Por Baltasar Fernández*

1.

Las ranas son seres perfectamente consecuentes. No esconden su apariencia viscosa, a ratos repugnante, sino que hacen gala de su saber estar. De una presencia aristocrática, estirada, que nos hace olvidar su piel fangosa para prestar atención a las palabras que profiere su boca, por demás enorme y seria. Sus frases, que algunos confunden con croas, son a menudo grandilocuentes y sentenciosas, como quien dicta cátedra ante un público ignorante, lo cual no les quita interés. No se les entiende bien debido al tamaño abultado de su lengua, que apenas pueden retener en la boca mientras hablan. Sus maneras son lentas y pesadas, de una estudiada elegancia más allá de los gustos del día, es decir, algo vetustas y berroqueñas. Las ranas son gente de orden. Saben que una cigüeña es una cigüeña, descarada y peligrosa, que una rana es una rana, que una piedra es una piedra, y una charca es una charca. Las cosas son como son, y así habrán de ser mientras este mundo siga su buen curso regido por normas, principios y valores seguros, sensatos y bien establecidos. Desde que el mundo es mundo, las ranas han ocupado un lugar preferente en la vida de las especies anfibias, y mucho se precian de haber contribuido al equilibrio racional de arroyuelos y pantanos.

Los mosquitos, al contrario, son seres volubles de mente avispada, mirada curiosa y caminar diligente e inquieto, incluso acelerado a ratos, tanto que apenas podemos seguirles con la mirada. De una delgadez lineal desde la cola hasta el pico, sus alas, de forma y nervaduras agradables, asoman pulcramente a los lados de la ropa. Los mosquitos no se preocupan por la marcha del mundo, dado que su vida es breve, y no hay tiempo para tanta seriedad y tanta previsión. Su modo de ser es liviano, desenfadado y solitario. Apenas necesitan un poco de comida y humedad, y sólo se preocupan por tener una vida nocturna alegre entre la camaradería de los demás mosquitos. Su voz es aguda y siseante, tampoco se les entiende mucho, pero usan de argumentos inteligentes y concisos, sin perífrasis gratuitas ni innecesarios rodeos. La sociedad de los mosquitos es individualista, valoran su libertad de acción, el respeto a los demás y el derecho a no ser molestado con conversaciones inoportunas. Cuando beben dos gotas de sangre de más, se vuelven dicharacheros y elaboran alambicados sofismas que encandilan a su audiencia, mezclando tintes éticos y dramáticos no carentes de cierto lirismo y buen gusto.

2.

Una vez los personajes han sido debidamente presentados, pasemos a la fábula.

3.

Una noche calurosa, últimos días de la primavera. Una luna enorme y baja ilumina las calles de la ciudad, vacías ya de peatones y de vehículos. Una rana y un mosquito llegan a un semáforo. Sin darse cuenta de que el artilugio está roto, la rana pulsa el botón y espera pacientemente a que la luz les indique cuándo pasar sin peligro. La espera se prolonga en exceso, así que, tras las pertinentes toses nerviosas y miradas interrogantes, entran en conversación. La noche está despejada, tenebrosa incluso ante tanto silencio que sólo rompe a lo lejos el canto de algunos grillos.

4.

La rana habla con voz tronante y contundente.

—Ejem… (silencio),

ejem… (más silencio).

He dicho “ejem”.

—Oh, lo siento, no había reparado en que quisiera usted hablarme. No piense que es descortesía, los mosquitos no solemos prestar especial atención a las demás personas. Que cada cual se las haya con sus cosas, nosotros vamos a lo nuestro.

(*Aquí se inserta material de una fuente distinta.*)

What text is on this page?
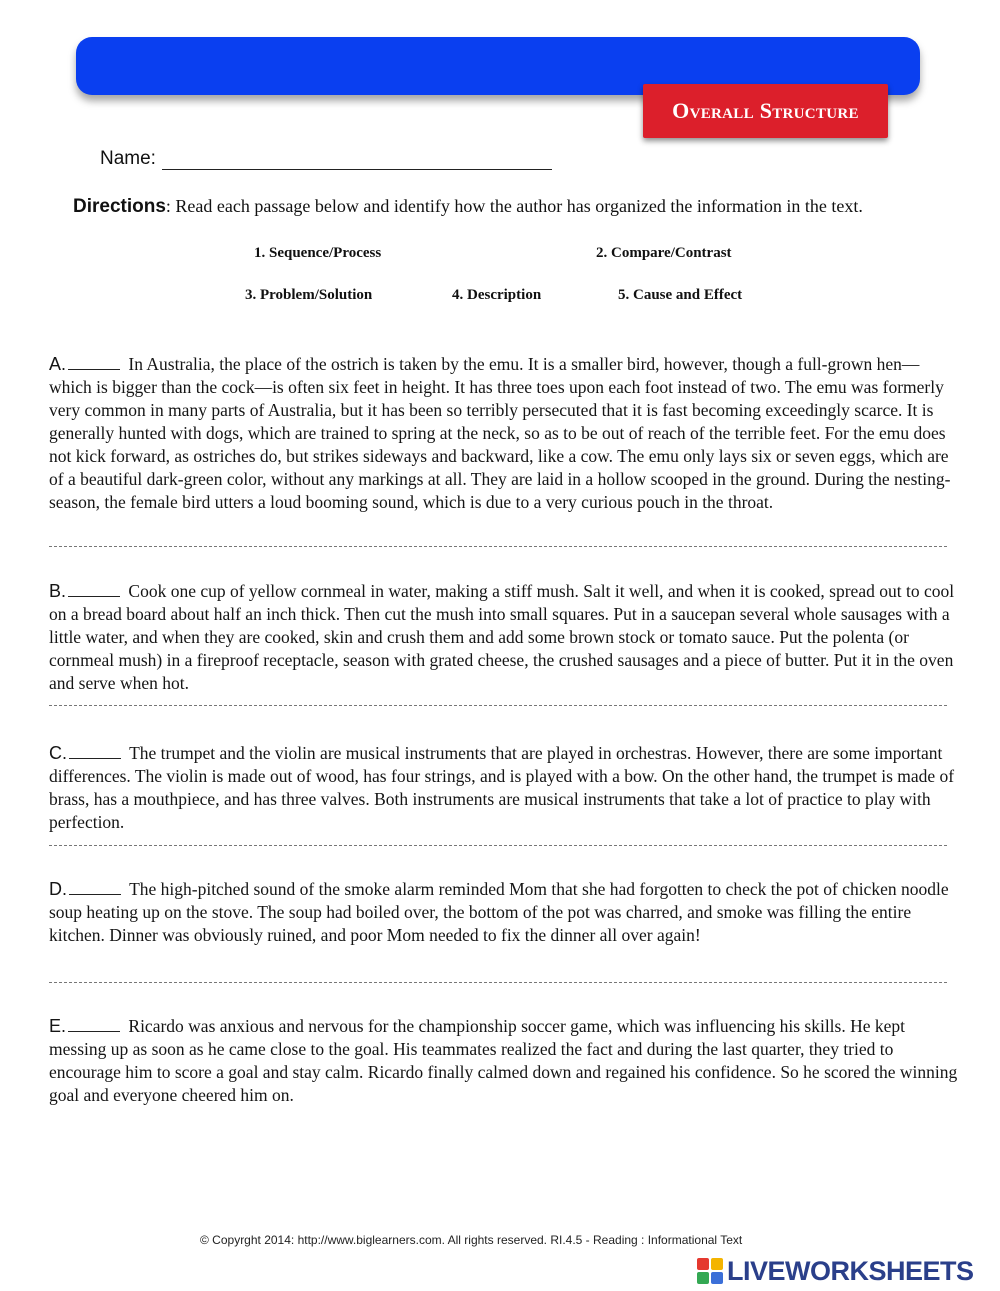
Overall Structure
Name:
Directions: Read each passage below and identify how the author has organized the information in the text.
1. Sequence/Process	2. Compare/Contrast
3. Problem/Solution	4. Description	5. Cause and Effect

A.	In Australia, the place of the ostrich is taken by the emu. It is a smaller bird, however, though a full-grown hen—which is bigger than the cock—is often six feet in height. It has three toes upon each foot instead of two. The emu was formerly very common in many parts of Australia, but it has been so terribly persecuted that it is fast becoming exceedingly scarce. It is generally hunted with dogs, which are trained to spring at the neck, so as to be out of reach of the terrible feet. For the emu does not kick forward, as ostriches do, but strikes sideways and backward, like a cow. The emu only lays six or seven eggs, which are of a beautiful dark-green color, without any markings at all. They are laid in a hollow scooped in the ground. During the nesting-season, the female bird utters a loud booming sound, which is due to a very curious pouch in the throat.

B.	Cook one cup of yellow cornmeal in water, making a stiff mush. Salt it well, and when it is cooked, spread out to cool on a bread board about half an inch thick. Then cut the mush into small squares. Put in a saucepan several whole sausages with a little water, and when they are cooked, skin and crush them and add some brown stock or tomato sauce. Put the polenta (or cornmeal mush) in a fireproof receptacle, season with grated cheese, the crushed sausages and a piece of butter. Put it in the oven and serve when hot.

C.	The trumpet and the violin are musical instruments that are played in orchestras. However, there are some important differences. The violin is made out of wood, has four strings, and is played with a bow. On the other hand, the trumpet is made of brass, has a mouthpiece, and has three valves. Both instruments are musical instruments that take a lot of practice to play with perfection.

D.	The high-pitched sound of the smoke alarm reminded Mom that she had forgotten to check the pot of chicken noodle soup heating up on the stove. The soup had boiled over, the bottom of the pot was charred, and smoke was filling the entire kitchen. Dinner was obviously ruined, and poor Mom needed to fix the dinner all over again!

E.	Ricardo was anxious and nervous for the championship soccer game, which was influencing his skills. He kept messing up as soon as he came close to the goal. His teammates realized the fact and during the last quarter, they tried to encourage him to score a goal and stay calm. Ricardo finally calmed down and regained his confidence. So he scored the winning goal and everyone cheered him on.

© Copyrght 2014: http://www.biglearners.com. All rights reserved. RI.4.5 - Reading : Informational Text
LIVEWORKSHEETS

—Ejem…, deberían ustedes guardar cuidado, podría parecer una falta de educación. Hay mucha gente sensible a los malos modales, y no conviene hacerse enemistades por razones como ésta. Una sociedad de buenas formas es una sociedad con futuro.

—Disculpe que no me interese el futuro, mi vida es corta y moriré mañana.

—Ello no es óbice para que piensen ustedes en la colectividad, en esta gran empresa histórica que es la sociedad de los animales inteligentes. Debemos pensar en las generaciones próximas, disponer para ellos un mundo gobernado por la razón y el sentido común. Es nuestra responsabilidad sostener lo que hasta hoy se ha logrado, y entregarlo engrandecido a nuestra descendencia.

—Mi descendencia será numerosa. Precisamente esta mañana he puesto cuatrocientos huevos junto a unos juncos. Liberarme de tamaña carga en el abdomen me ha permitido volver a mis actividades. Ya ellos lucharán por sobrevivir dignamente cuando yo haya muerto. No es algo que me preocupe.

—Ejem…, una sociedad egoísta es una sociedad derrotada, pues carece de la argamasa necesaria para vincular los esfuerzos de todos ante las grandes tareas y retos que afrontamos. Piense no más en la construcción de los edificios de oficinas, en los puentes y ferrocarriles, en la limpieza de las muchas áreas comunes, resuelta prestamente por una miríada de escarabajos y ratones, o piense en las importantes tareas de nuestro gobierno, siempre aplicado y renuente al descanso. Qué sería de nuestro buen gobierno si todos y cada uno de nosotros no cumpliera correctamente con las exigencias obvias de nuestra parcela dentro de la vida en común.

Ejem…

Siempre lo digo, un animal de orden es un animal sano, y es necesaria mucha sensatez, contención y disciplina para llegar a ser un animal de orden.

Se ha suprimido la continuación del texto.